Last month, I happened to visit New York’s Tutankhamun exhibition, to chair a dinner conference on gold exchange-traded funds (ETFs). It felt like attending a church revival meeting. As I faced a crowd of well-dressed financial advisers from premier Wall Street banks, there were cheers and rapt applause. There were even a few angry, wine-fuelled heckles when I dared to ask if gold was in a bubble. This was not your normal investment event. Not once did anyone mention the Capital Asset Allocation Model, or any other technical areas of investment expertise.
Over the past year, the US political scene has been shaken by the arrival of the so-called Tea Party, the populist, angry, anti-government movement.

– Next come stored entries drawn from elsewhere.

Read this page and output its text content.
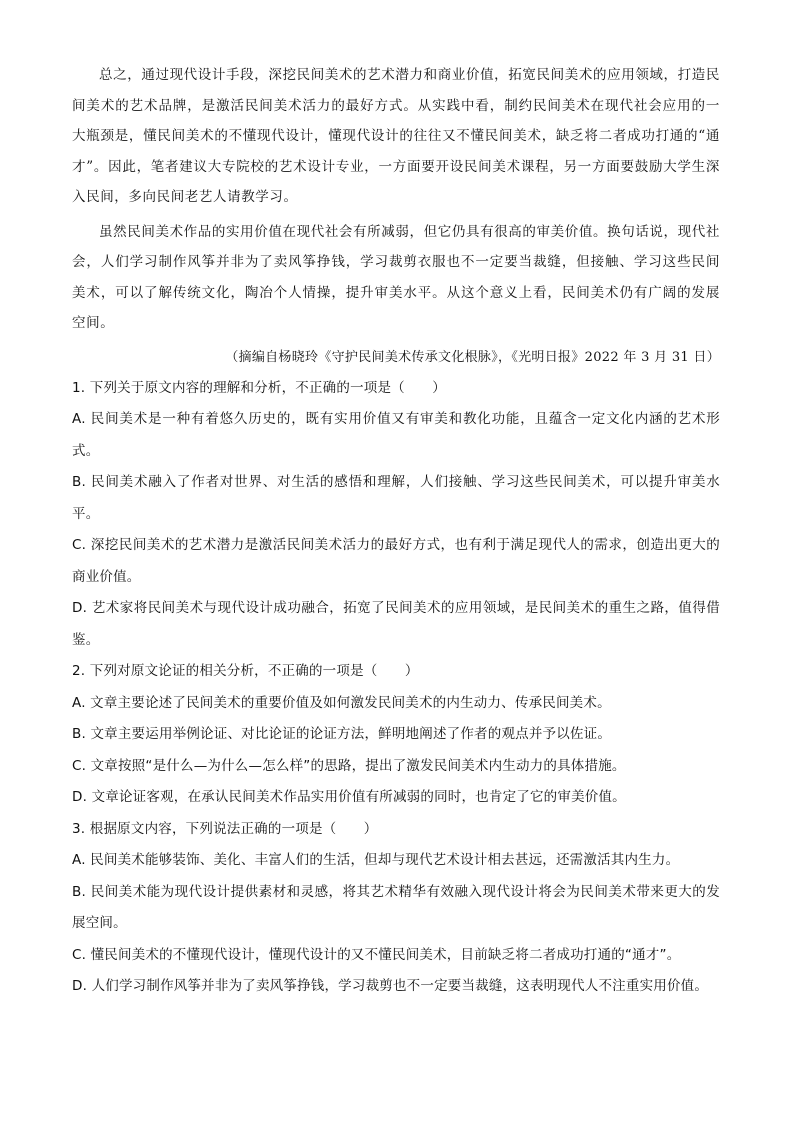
总之，通过现代设计手段，深挖民间美术的艺术潜力和商业价值，拓宽民间美术的应用领域，打造民间美术的艺术品牌，是激活民间美术活力的最好方式。从实践中看，制约民间美术在现代社会应用的一大瓶颈是，懂民间美术的不懂现代设计，懂现代设计的往往又不懂民间美术，缺乏将二者成功打通的“通才”。因此，笔者建议大专院校的艺术设计专业，一方面要开设民间美术课程，另一方面要鼓励大学生深入民间，多向民间老艺人请教学习。

虽然民间美术作品的实用价值在现代社会有所减弱，但它仍具有很高的审美价值。换句话说，现代社会，人们学习制作风筝并非为了卖风筝挣钱，学习裁剪衣服也不一定要当裁缝，但接触、学习这些民间美术，可以了解传统文化，陶冶个人情操，提升审美水平。从这个意义上看，民间美术仍有广阔的发展空间。

（摘编自杨晓玲《守护民间美术传承文化根脉》，《光明日报》2022 年 3 月 31 日）
1. 下列关于原文内容的理解和分析，不正确的一项是（　　）
A. 民间美术是一种有着悠久历史的，既有实用价值又有审美和教化功能，且蕴含一定文化内涵的艺术形式。
B. 民间美术融入了作者对世界、对生活的感悟和理解，人们接触、学习这些民间美术，可以提升审美水平。
C. 深挖民间美术的艺术潜力是激活民间美术活力的最好方式，也有利于满足现代人的需求，创造出更大的商业价值。
D. 艺术家将民间美术与现代设计成功融合，拓宽了民间美术的应用领域，是民间美术的重生之路，值得借鉴。
2. 下列对原文论证的相关分析，不正确的一项是（　　）
A. 文章主要论述了民间美术的重要价值及如何激发民间美术的内生动力、传承民间美术。
B. 文章主要运用举例论证、对比论证的论证方法，鲜明地阐述了作者的观点并予以佐证。
C. 文章按照“是什么—为什么—怎么样”的思路，提出了激发民间美术内生动力的具体措施。
D. 文章论证客观，在承认民间美术作品实用价值有所减弱的同时，也肯定了它的审美价值。
3. 根据原文内容，下列说法正确的一项是（　　）
A. 民间美术能够装饰、美化、丰富人们的生活，但却与现代艺术设计相去甚远，还需激活其内生力。
B. 民间美术能为现代设计提供素材和灵感，将其艺术精华有效融入现代设计将会为民间美术带来更大的发展空间。
C. 懂民间美术的不懂现代设计，懂现代设计的又不懂民间美术，目前缺乏将二者成功打通的“通才”。
D. 人们学习制作风筝并非为了卖风筝挣钱，学习裁剪也不一定要当裁缝，这表明现代人不注重实用价值。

Meanwhile, however, in the financial sphere, another populist, individualist, anti-big-government movement of sorts is also now gathering pace: call it, if you like, the Gold Bug Band.
To be sure, gold devotees have always existed in America, just as a version of the Tea Party has always been around (that is, fiscally conservative, anti-government right-wingers). Indeed, before the 1960s, when the American dollar was employing the gold standard, it was widely assumed that gold was the best store of value available to mankind. Even after America left the gold standard in 1971, some investors continued to revere the yellow stuff. Alan Greenspan, the former Fed chairman, for example, wrote an essay in his youth, entitled “Gold and Economic Freedom”, which declared that “in the absence of a gold standard, there is no way to protect savings from confiscation through inflation. There is no safe store of value.”